The Science Building, constructed in 1930, underwent modernization and renovation, which includes the installation of green fume hoods. Roosevelt authorized the development of Antioch Farm, a partially student-run enterprise that provides most of the vegetation and poultry to Antioch Kitchens, the on-campus dining halls.
And the cooperative education program—which requires students to complete periods of full-time work in the world outside of campus—launched the Ohio Agrarian Trade (OAT) Partnership, a state-supported enterprise that will result in 52 new co-op jobs for students. The project will increase understanding of the knowledge and skill sets required by employers of Ohio food producers, as well as improve undergraduate curricula relating to food production.
A Remarkable Ability to Get Difficult Things Done
The great-grandson of President Theodore Roosevelt, Mark Roosevelt earned a Bachelor of Arts in History and a Juris Doctor at Harvard University. He was elected to the Massachusetts General Court, the state legislature, in 1986, three years after graduating from law school.
As a legislator, he had a remarkable record of achievement. For 28 years, legislation prohibiting discrimination against gay men and lesbians in employment, housing, credit, and public accommodations had languished in committee or failed on floor votes. As its new chief sponsor, Roosevelt led an aggressive personal campaign that saw the bill enacted into law in 1989, making Massachusetts only the second state in the nation to enact a Gay Rights Bill.

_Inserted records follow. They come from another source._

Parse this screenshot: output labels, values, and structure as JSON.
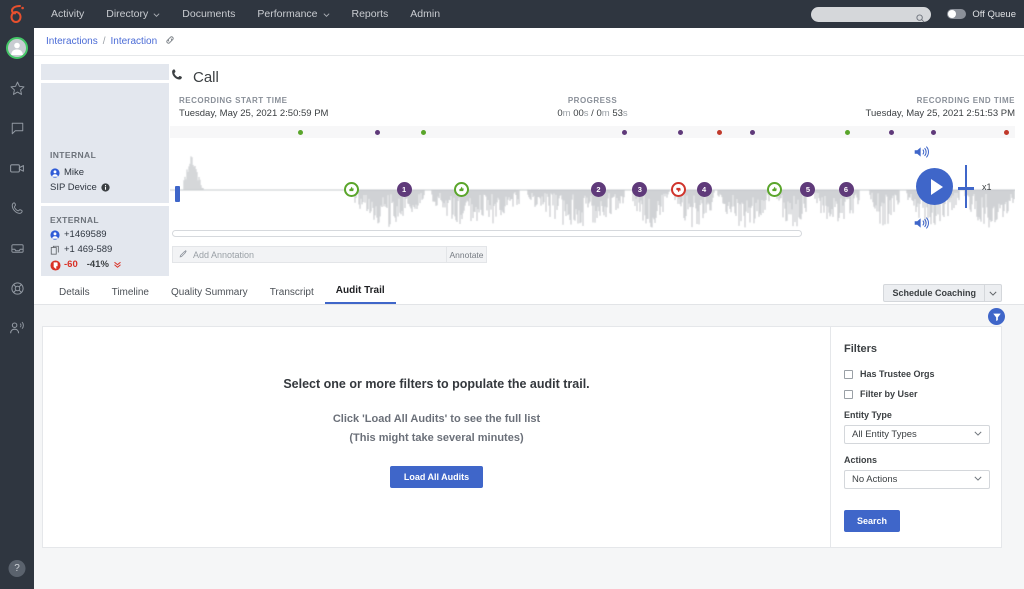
{
  "topnav": {
    "brand_icon": "genesys-logo-icon",
    "items": [
      {
        "label": "Activity",
        "caret": false
      },
      {
        "label": "Directory",
        "caret": true
      },
      {
        "label": "Documents",
        "caret": false
      },
      {
        "label": "Performance",
        "caret": true
      },
      {
        "label": "Reports",
        "caret": false
      },
      {
        "label": "Admin",
        "caret": false
      }
    ],
    "search_placeholder": "",
    "queue_status": "Off Queue"
  },
  "rail": {
    "items": [
      {
        "icon": "avatar-icon",
        "name": "profile-avatar"
      },
      {
        "icon": "star-icon",
        "name": "favorites"
      },
      {
        "icon": "chat-bubble-icon",
        "name": "chat"
      },
      {
        "icon": "video-camera-icon",
        "name": "video"
      },
      {
        "icon": "phone-icon",
        "name": "calls"
      },
      {
        "icon": "inbox-icon",
        "name": "inbox"
      },
      {
        "icon": "lifering-icon",
        "name": "support"
      },
      {
        "icon": "user-voice-icon",
        "name": "agent-assist"
      }
    ],
    "help_glyph": "?"
  },
  "breadcrumb": {
    "root": "Interactions",
    "separator": "/",
    "current": "Interaction",
    "link_icon": "link-icon"
  },
  "participants": {
    "internal": {
      "heading": "INTERNAL",
      "name": "Mike",
      "device": "SIP Device",
      "info_icon": "info-icon",
      "person_icon": "person-icon"
    },
    "external": {
      "heading": "EXTERNAL",
      "number": "+1469589",
      "dialed": "+1 469-589",
      "person_icon": "person-icon",
      "phone_copy_icon": "copy-icon",
      "sentiment_icon": "thumbs-down-icon",
      "sentiment_score": "-60",
      "sentiment_pct": "-41%",
      "trend_icon": "double-chevron-down-icon"
    }
  },
  "call_header": {
    "icon": "phone-icon",
    "title": "Call"
  },
  "player": {
    "start_label": "RECORDING START TIME",
    "start_value": "Tuesday, May 25, 2021 2:50:59 PM",
    "progress_label": "PROGRESS",
    "progress_current_min": "0",
    "progress_current_min_unit": "m ",
    "progress_current_sec": "00",
    "progress_current_sec_unit": "s",
    "progress_sep": " / ",
    "progress_total_min": "0",
    "progress_total_min_unit": "m ",
    "progress_total_sec": "53",
    "progress_total_sec_unit": "s",
    "progress_value": "0m 00s / 0m 53s",
    "end_label": "RECORDING END TIME",
    "end_value": "Tuesday, May 25, 2021 2:51:53 PM",
    "event_markers": [
      {
        "x": 0.155,
        "color": "#5aa52b"
      },
      {
        "x": 0.245,
        "color": "#5f3a7a"
      },
      {
        "x": 0.3,
        "color": "#5aa52b"
      },
      {
        "x": 0.538,
        "color": "#5f3a7a"
      },
      {
        "x": 0.604,
        "color": "#5f3a7a"
      },
      {
        "x": 0.65,
        "color": "#c0392b"
      },
      {
        "x": 0.689,
        "color": "#5f3a7a"
      },
      {
        "x": 0.802,
        "color": "#5aa52b"
      },
      {
        "x": 0.854,
        "color": "#5f3a7a"
      },
      {
        "x": 0.903,
        "color": "#5f3a7a"
      },
      {
        "x": 0.99,
        "color": "#c0392b"
      }
    ],
    "pins": [
      {
        "x": 0.215,
        "type": "up",
        "label": ""
      },
      {
        "x": 0.277,
        "type": "num",
        "label": "1"
      },
      {
        "x": 0.345,
        "type": "up",
        "label": ""
      },
      {
        "x": 0.507,
        "type": "num",
        "label": "2"
      },
      {
        "x": 0.556,
        "type": "num",
        "label": "3"
      },
      {
        "x": 0.602,
        "type": "down",
        "label": ""
      },
      {
        "x": 0.632,
        "type": "num",
        "label": "4"
      },
      {
        "x": 0.715,
        "type": "up",
        "label": ""
      },
      {
        "x": 0.755,
        "type": "num",
        "label": "5"
      },
      {
        "x": 0.8,
        "type": "num",
        "label": "6"
      },
      {
        "x": 0.895,
        "type": "down",
        "label": ""
      }
    ],
    "annotation_placeholder": "Add Annotation",
    "annotation_value": "",
    "annotate_button": "Annotate",
    "annotation_icon": "pencil-icon",
    "speaker_up_icon": "speaker-icon",
    "speaker_down_icon": "speaker-icon",
    "play_icon": "play-icon",
    "speed_label": "x1"
  },
  "tabs": {
    "items": [
      {
        "label": "Details",
        "active": false
      },
      {
        "label": "Timeline",
        "active": false
      },
      {
        "label": "Quality Summary",
        "active": false
      },
      {
        "label": "Transcript",
        "active": false
      },
      {
        "label": "Audit Trail",
        "active": true
      }
    ],
    "coaching_button": "Schedule Coaching",
    "coaching_caret_icon": "chevron-down-icon"
  },
  "audit": {
    "filter_toggle_icon": "funnel-icon",
    "message_title": "Select one or more filters to populate the audit trail.",
    "message_line1": "Click 'Load All Audits' to see the full list",
    "message_line2": "(This might take several minutes)",
    "load_button": "Load All Audits"
  },
  "filters": {
    "title": "Filters",
    "checkboxes": [
      {
        "label": "Has Trustee Orgs",
        "checked": false
      },
      {
        "label": "Filter by User",
        "checked": false
      }
    ],
    "entity_type_label": "Entity Type",
    "entity_type_value": "All Entity Types",
    "actions_label": "Actions",
    "actions_value": "No Actions",
    "search_button": "Search"
  },
  "colors": {
    "nav_bg": "#2f3640",
    "accent_blue": "#3f66c9",
    "link_blue": "#4a6bd6",
    "green": "#5aa52b",
    "purple": "#5f3a7a",
    "red": "#c0392b",
    "negative_red": "#d93025",
    "panel_bg": "#e3e7ee",
    "content_bg": "#f5f6f7"
  }
}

In 1990, he was appointed chairman of the legislature’s Education Committee, where he was the co-author and chief sponsor of the landmark Education Reform Act of 1993, a national model for comprehensive state action to guarantee school districts the equitable resources and the accountability measures necessary for school improvement. Most observers credit the 1993 Act with the fact that Massachusetts now leads the nation in almost all categories of student and school performance.
In 1994, Roosevelt was the Democratic candidate for governor of Massachusetts and lost the final election to the Republican incumbent, William Weld.
He served as CEO of Massachusetts Biomedical Initiatives and as managing director of the Massachusetts Business Alliance for Education. He also served as an adjunct professor of politics and head of the Gordon Public Policy Center at Brandeis University.
A graduate of the 2003 Broad Superintendents Academy, Roosevelt served as superintendent of the Pittsburgh Public Schools (PPS) from 2005 through 2010. At PPS he and the leader of the Pittsburgh Federation of Teachers, John Tarka, created a model for school district reform built on collaboration rather than conflict. The Pittsburgh Public Schools garnered national attention for its efforts and won a major grant from the Bill and Melinda Gates Foundation to create a new system to foster and reward teacher effectiveness.
While in Pittsburgh, Roosevelt founded The Pittsburgh Promise and secured one of the largest donations ever to a public school system—a $100 million challenge grant from the University of Pittsburgh Medical Center. The Promise has raised more than $175 million to guarantee college scholarships to Pittsburgh students who earn a 2.5 GPA or better. It is the largest program of its kind in the country, having sent over 4,000 young people to college from 2008 through 2012.